A queste pietre ne è stata aggiunta una diciottesima, più grande, che sotto la data in cui esplose la bomba - 12 dicembre 1969 - e lo stemma del Comune di Milano riporta la scritta "ordigno collocato dal gruppo terroristico di estrema destra Ordine Nuovo".

È stata la vicesindaco Anna Scavuzzo, ieri pomeriggio, a scoprire la nuova installazione, insieme al presidente dell'Associazione familiari delle vittime, Carlo Arnoldi.

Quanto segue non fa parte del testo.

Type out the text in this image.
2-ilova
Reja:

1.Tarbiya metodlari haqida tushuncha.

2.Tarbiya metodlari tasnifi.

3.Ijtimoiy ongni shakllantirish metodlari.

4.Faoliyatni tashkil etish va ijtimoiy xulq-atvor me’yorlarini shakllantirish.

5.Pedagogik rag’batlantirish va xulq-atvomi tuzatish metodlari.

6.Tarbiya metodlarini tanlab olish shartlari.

La posa delle formelle, ha detto Scavuzzo, "è un gesto che onora il ricordo di cittadini innocenti che avevano ognuno la propria storia e la propria unicità, un tributo della città al loro sacrificio". A nome di tutti i parenti delle 17 persone uccise dalla deflagrazione, Arnoldi ha aggiunto: "È una giornata molto importate". Per noi, ma soprattutto per i nostri morti, che sono stati sempre ricordati come dei numeri freddi.

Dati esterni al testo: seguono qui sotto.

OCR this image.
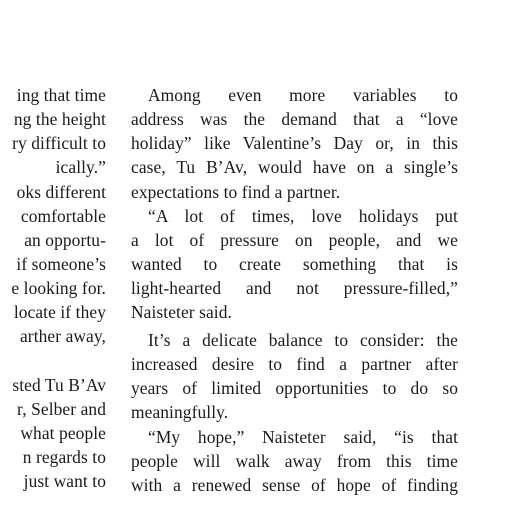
ing that time
ng the height
ry difficult to
ically.”
oks different
comfortable
an opportu-
if someone’s
e looking for.
locate if they
arther away,
sted Tu B’Av
r, Selber and
what people
n regards to
just want to
Among even more variables to
address was the demand that a “love
holiday” like Valentine’s Day or, in this
case, Tu B’Av, would have on a single’s
expectations to find a partner.
“A lot of times, love holidays put
a lot of pressure on people, and we
wanted to create something that is
light-hearted and not pressure-filled,”
Naisteter said.
It’s a delicate balance to consider: the
increased desire to find a partner after
years of limited opportunities to do so
meaningfully.
“My hope,” Naisteter said, “is that
people will walk away from this time
with a renewed sense of hope of finding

In vista delle celebrazioni con una serie di importanti appuntamenti e manifestazioni a Milano (alla presenza tra gli altri del Capo dello Stato Sergio Mattarella), l'ultimo testimone di quella strage alla Banca dell'Agricoltura, Fortunato Zinni oggi 80enne, racconta ai micorfono della Rsi "Saprei rimettere millimetricamente al posto il buco dove era la bomba, la sedia miracolosamente intatta... c'erano cadaveri per terra, dappertutto sangue e poi c'era questo odore di mandorle amare che, per quanto mi riguarda personalmente, era un incubo mio di bambino, un incubo ancestrale, mi ricordavo la guerra". In città, intanto, prosegue il fitto programma di iniziative per commemorare quei giorni terribili di cinquant'anni fa.